Another issue we faced in dealing with our SAS 70 audit was log management. Every system admin deals with this issue, we just ignore it most times. You have all sorts of information stored in log files on all your various servers. If you were going to review them regularly, you would probably be doing that just about all day every day if you have more than a handful of servers. Specifically for SAS 70, we needed to have processes to review things like access logs, backup logs, etc from all of our systems on a regular basis, as well as document this review process so that we could prove someone was actually reviewing the logs.
There are several companies out there with pretty good products in this area, a google search for log management will turn up several results such as LogLogic, EventLogManagement, and Splunk among others. We looked into several of these, but in our opinion, the best value for our money definitely seemed to be with Splunk.

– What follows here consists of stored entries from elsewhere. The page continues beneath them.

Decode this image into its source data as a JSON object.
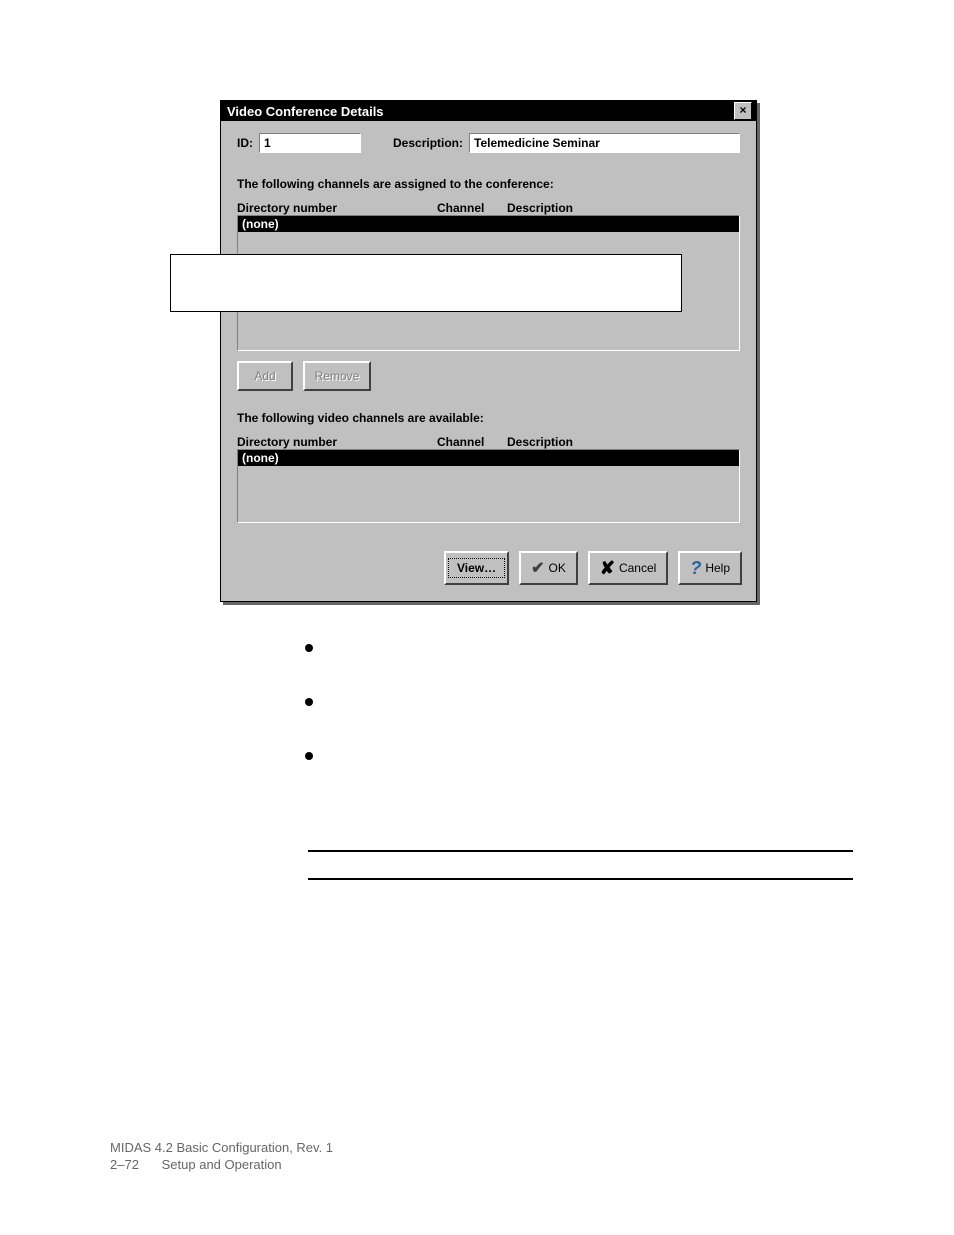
{
  "dialog": {
    "title": "Video Conference Details",
    "id_label": "ID:",
    "id_value": "1",
    "desc_label": "Description:",
    "desc_value": "Telemedicine Seminar",
    "assigned_text": "The following channels are assigned to the conference:",
    "col_dn": "Directory number",
    "col_ch": "Channel",
    "col_de": "Description",
    "none": "(none)",
    "add_label": "Add",
    "remove_label": "Remove",
    "available_text": "The following video channels are available:",
    "view_label": "View…",
    "ok_label": "OK",
    "cancel_label": "Cancel",
    "help_label": "Help"
  },
  "footer": {
    "line1": "MIDAS 4.2 Basic Configuration,  Rev. 1",
    "page": "2–72",
    "section": "Setup and Operation"
  }
}
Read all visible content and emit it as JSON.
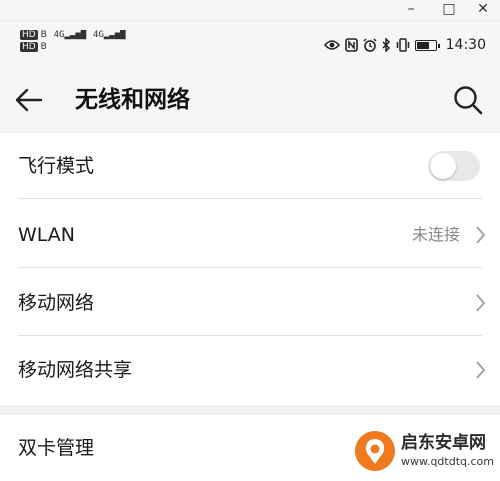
{
  "window": {
    "minimize": "–",
    "maximize": "□",
    "close": "✕"
  },
  "status_bar": {
    "sim1_label": "HD",
    "sim1_sub": "B",
    "sim2_label": "HD",
    "sim2_sub": "B",
    "net1": "4G",
    "net2": "4G",
    "icons": [
      "eye-icon",
      "nfc-icon",
      "alarm-icon",
      "bluetooth-icon",
      "vibrate-icon",
      "battery-icon"
    ],
    "battery_level": 0.6,
    "time": "14:30"
  },
  "header": {
    "title": "无线和网络"
  },
  "settings": {
    "airplane": {
      "label": "飞行模式",
      "enabled": false
    },
    "wlan": {
      "label": "WLAN",
      "value": "未连接"
    },
    "mobile_network": {
      "label": "移动网络"
    },
    "tethering": {
      "label": "移动网络共享"
    },
    "dual_sim": {
      "label": "双卡管理"
    }
  },
  "watermark": {
    "name": "启东安卓网",
    "url": "www.qdtdtq.com"
  },
  "colors": {
    "background": "#f1f1f1",
    "card": "#ffffff",
    "secondary_text": "#8a8a8a",
    "watermark_orange": "#f07a1e"
  }
}
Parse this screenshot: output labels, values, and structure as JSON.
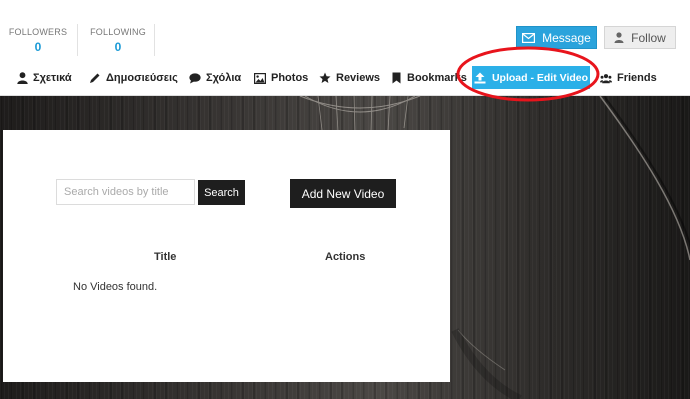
{
  "stats": {
    "followers": {
      "label": "FOLLOWERS",
      "value": "0"
    },
    "following": {
      "label": "FOLLOWING",
      "value": "0"
    }
  },
  "actions": {
    "message_label": "Message",
    "follow_label": "Follow"
  },
  "tabs": [
    {
      "label": "Σχετικά",
      "icon": "user-icon"
    },
    {
      "label": "Δημοσιεύσεις",
      "icon": "pencil-icon"
    },
    {
      "label": "Σχόλια",
      "icon": "comment-icon"
    },
    {
      "label": "Photos",
      "icon": "image-icon"
    },
    {
      "label": "Reviews",
      "icon": "star-icon"
    },
    {
      "label": "Bookmarks",
      "icon": "bookmark-icon"
    },
    {
      "label": "Upload - Edit Video",
      "icon": "upload-icon",
      "active": true
    },
    {
      "label": "Friends",
      "icon": "users-icon"
    }
  ],
  "videos": {
    "search_placeholder": "Search videos by title",
    "search_label": "Search",
    "add_label": "Add New Video",
    "columns": [
      "Title",
      "Actions"
    ],
    "empty_message": "No Videos found."
  },
  "colors": {
    "accent": "#2aa3dc",
    "active_tab": "#2bb0e8",
    "annotation": "#e8141c",
    "dark_button": "#1e1e1e"
  }
}
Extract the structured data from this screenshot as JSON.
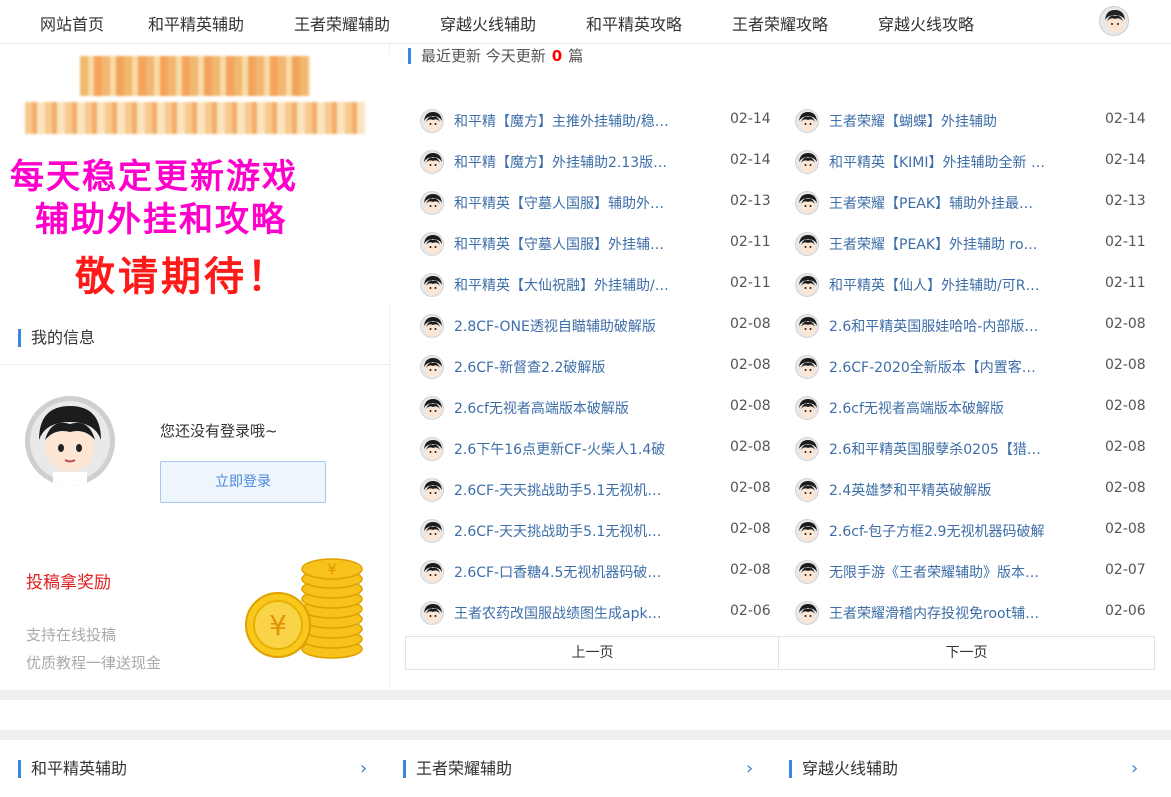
{
  "nav": {
    "items": [
      {
        "label": "网站首页"
      },
      {
        "label": "和平精英辅助"
      },
      {
        "label": "王者荣耀辅助"
      },
      {
        "label": "穿越火线辅助"
      },
      {
        "label": "和平精英攻略"
      },
      {
        "label": "王者荣耀攻略"
      },
      {
        "label": "穿越火线攻略"
      }
    ]
  },
  "banner": {
    "line1": "每天稳定更新游戏",
    "line2": "辅助外挂和攻略",
    "line3": "敬请期待！"
  },
  "sidebar": {
    "my_info_title": "我的信息",
    "not_logged": "您还没有登录哦~",
    "login_button": "立即登录",
    "reward_title": "投稿拿奖励",
    "reward_line1": "支持在线投稿",
    "reward_line2": "优质教程一律送现金"
  },
  "recent": {
    "label": "最近更新 今天更新",
    "count": "0",
    "unit": "篇",
    "left": [
      {
        "title": "和平精【魔方】主推外挂辅助/稳…",
        "date": "02-14"
      },
      {
        "title": "和平精【魔方】外挂辅助2.13版…",
        "date": "02-14"
      },
      {
        "title": "和平精英【守墓人国服】辅助外…",
        "date": "02-13"
      },
      {
        "title": "和平精英【守墓人国服】外挂辅…",
        "date": "02-11"
      },
      {
        "title": "和平精英【大仙祝融】外挂辅助/…",
        "date": "02-11"
      },
      {
        "title": "2.8CF-ONE透视自瞄辅助破解版",
        "date": "02-08"
      },
      {
        "title": "2.6CF-新督查2.2破解版",
        "date": "02-08"
      },
      {
        "title": "2.6cf无视者高端版本破解版",
        "date": "02-08"
      },
      {
        "title": "2.6下午16点更新CF-火柴人1.4破",
        "date": "02-08"
      },
      {
        "title": "2.6CF-天天挑战助手5.1无视机…",
        "date": "02-08"
      },
      {
        "title": "2.6CF-天天挑战助手5.1无视机…",
        "date": "02-08"
      },
      {
        "title": "2.6CF-口香糖4.5无视机器码破…",
        "date": "02-08"
      },
      {
        "title": "王者农药改国服战绩图生成apk…",
        "date": "02-06"
      }
    ],
    "right": [
      {
        "title": "王者荣耀【蝴蝶】外挂辅助",
        "date": "02-14"
      },
      {
        "title": "和平精英【KIMI】外挂辅助全新 …",
        "date": "02-14"
      },
      {
        "title": "王者荣耀【PEAK】辅助外挂最…",
        "date": "02-13"
      },
      {
        "title": "王者荣耀【PEAK】外挂辅助 ro…",
        "date": "02-11"
      },
      {
        "title": "和平精英【仙人】外挂辅助/可R…",
        "date": "02-11"
      },
      {
        "title": "2.6和平精英国服娃哈哈-内部版…",
        "date": "02-08"
      },
      {
        "title": "2.6CF-2020全新版本【内置客户效",
        "date": "02-08"
      },
      {
        "title": "2.6cf无视者高端版本破解版",
        "date": "02-08"
      },
      {
        "title": "2.6和平精英国服孽杀0205【猎…",
        "date": "02-08"
      },
      {
        "title": "2.4英雄梦和平精英破解版",
        "date": "02-08"
      },
      {
        "title": "2.6cf-包子方框2.9无视机器码破解",
        "date": "02-08"
      },
      {
        "title": "无限手游《王者荣耀辅助》版本…",
        "date": "02-07"
      },
      {
        "title": "王者荣耀滑稽内存投视免root辅…",
        "date": "02-06"
      }
    ],
    "prev": "上一页",
    "next": "下一页"
  },
  "bottom": {
    "sections": [
      {
        "label": "和平精英辅助"
      },
      {
        "label": "王者荣耀辅助"
      },
      {
        "label": "穿越火线辅助"
      }
    ]
  },
  "colors": {
    "accent": "#3b86e6",
    "link": "#3d6ea8",
    "red": "#e02020",
    "banner_pink": "#ff00cc"
  }
}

Basically, with Splunk, you set all your servers to send their log information to a main splunk server (or several distributed ones) by either having syslog or similar services forward the data or installing the basic splunk server on the server itself and configuring it to just forward the data to the main splunk server.
Once all your log data is in the main splunk server, you can simply “search” the logs just like a google search. If you have everything configured to extract the correct fields you could do a search like user=jsmith to see everything that John Smith has been doing. What servers has he logged into and accessed. One very good report that this can produce is when an employee is terminated. You can see what they access just before they were termined and what, if anything they accessed after they were terminated. Obviously, the after termination list should be empty. But that’s just one advantage.
We are still pretty early in our setup and still working on some of the field extraction and report generation, so I’ll likely have some better examples and praises for splunk in the near future. For now, I’m interested in hearing how other small businesses are handling this issue. Anyone willing to share?